I think we're forgetting what the absence of cat allergens might result in. The Western culture is way too antiseptic. I'm too tired to look up the links now, but I know there are studies that show that dirt is basically good for you. You need the exposure to various antigens for a more responsive immune system. There was even a recent news story that stated that the introduction of cats and dogs into families with small children would reduce occurrence of allergies later on. I think we all know why the Native Americans succumbed to smallpox so easily (I'm not suggesting that this move would lead to something that serious). I feel for those with serious cat allergies, but for the greater good I'm not sure any allergen free animal is desirable.
posted by ideola at 7:13 AM on June 28, 2001


but for the greater good I'm not sure any allergen free animal is desirable

people with serious cat allergies deserve to be protected from the trolls that live in the walls, just like everyone else. or do you have something against people with allergies? are you an allergist?
posted by tolkhan at 7:49 AM on June 28, 2001


Everyone's been mentioning cat dander and fur, so allow me to clear up a misconception:

There are three types of cat allergies:
1) People who are allergic to cat fur.
2) People who are allergic to cat dander.

but the most common cat allergy is....
3) People who are allergic to cat saliva. (Which becomes airborn because cats lick themselves.)

Saliva is probably the allergen that scientists are combatting; it seems to me you can't make a dander-free cat, and hairless cats already exist.
posted by jennak at 11:10 AM on June 28, 2001


Yes, but those hairless cats. . . geesh.

As Ross said of Rachel's Sphynx cat on Friends (no, I don't watch, why do you ask?) "Why is it inside out?!?!
posted by Dreama at 11:34 AM on June 28, 2001


"I'm too tired to look up the links now, but I know there are studies that show that dirt is basically good for you. You need the exposure to various antigens for a more responsive immune system."

George Carlin has a great rant on that. I think it's true, though. Most people, if they knew how unhygenic I generally am (I won't go into any details) would think I'd get sick all the time.
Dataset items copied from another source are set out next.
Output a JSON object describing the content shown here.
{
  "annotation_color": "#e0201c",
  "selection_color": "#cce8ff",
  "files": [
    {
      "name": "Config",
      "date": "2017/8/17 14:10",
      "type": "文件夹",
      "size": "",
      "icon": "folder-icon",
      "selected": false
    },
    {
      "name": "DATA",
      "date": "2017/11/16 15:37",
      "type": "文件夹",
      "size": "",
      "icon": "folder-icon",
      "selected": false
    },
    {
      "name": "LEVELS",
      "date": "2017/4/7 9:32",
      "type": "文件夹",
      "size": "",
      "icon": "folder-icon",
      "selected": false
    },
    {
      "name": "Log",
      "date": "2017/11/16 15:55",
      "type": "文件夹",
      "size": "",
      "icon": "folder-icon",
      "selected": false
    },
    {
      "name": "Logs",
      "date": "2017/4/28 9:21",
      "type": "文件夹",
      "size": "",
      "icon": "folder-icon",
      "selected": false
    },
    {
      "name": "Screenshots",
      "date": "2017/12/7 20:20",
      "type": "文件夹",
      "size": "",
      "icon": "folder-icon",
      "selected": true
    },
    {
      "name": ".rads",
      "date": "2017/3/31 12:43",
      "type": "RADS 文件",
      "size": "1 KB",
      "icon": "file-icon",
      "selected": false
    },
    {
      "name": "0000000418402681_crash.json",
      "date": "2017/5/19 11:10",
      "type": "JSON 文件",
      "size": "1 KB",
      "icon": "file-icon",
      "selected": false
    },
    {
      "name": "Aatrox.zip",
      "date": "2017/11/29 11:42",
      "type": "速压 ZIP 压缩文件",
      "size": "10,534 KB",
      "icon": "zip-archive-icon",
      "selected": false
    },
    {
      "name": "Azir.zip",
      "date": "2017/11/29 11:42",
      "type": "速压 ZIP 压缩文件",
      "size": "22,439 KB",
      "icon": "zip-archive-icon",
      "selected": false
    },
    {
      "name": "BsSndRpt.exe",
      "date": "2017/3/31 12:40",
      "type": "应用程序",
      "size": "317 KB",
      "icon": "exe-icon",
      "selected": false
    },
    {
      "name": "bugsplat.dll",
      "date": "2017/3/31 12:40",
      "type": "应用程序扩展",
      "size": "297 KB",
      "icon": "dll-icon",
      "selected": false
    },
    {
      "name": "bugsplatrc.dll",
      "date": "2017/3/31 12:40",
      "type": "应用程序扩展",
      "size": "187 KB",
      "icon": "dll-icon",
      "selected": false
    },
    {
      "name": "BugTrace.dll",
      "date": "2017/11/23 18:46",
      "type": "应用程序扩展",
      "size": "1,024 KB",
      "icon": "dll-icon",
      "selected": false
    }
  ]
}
Well, I don't. Ironically, I'm sick right now as I write this...but it's the first time in many months, aside from the usual spring allergies.

And in case you're wondering, I'm not unhygenic when I'm doing things like handling other peoples' food.
posted by CrayDrygu at 9:46 PM on June 28, 2001


There is a difference between normal exposure to germs and microbes and being unsanitary. For example, washing your hands before you eat is sanitary, and it probably isn't going to cause anyone to destroy an immunity they have built up to certain microbes. However, constantly using antibacterial handwipes,detergents, soaps, and toothbrushes could not only destroy a built up immunity, but it can also detroy good bacteria. People seem to have forgotten that there are good bacteria at work in our bodies that do good things, necessary things.
posted by miss-lapin at 12:18 AM on June 29, 2001


Maybe they should adopt that Porno for Pyros song as their motto: "We Make Great Pets".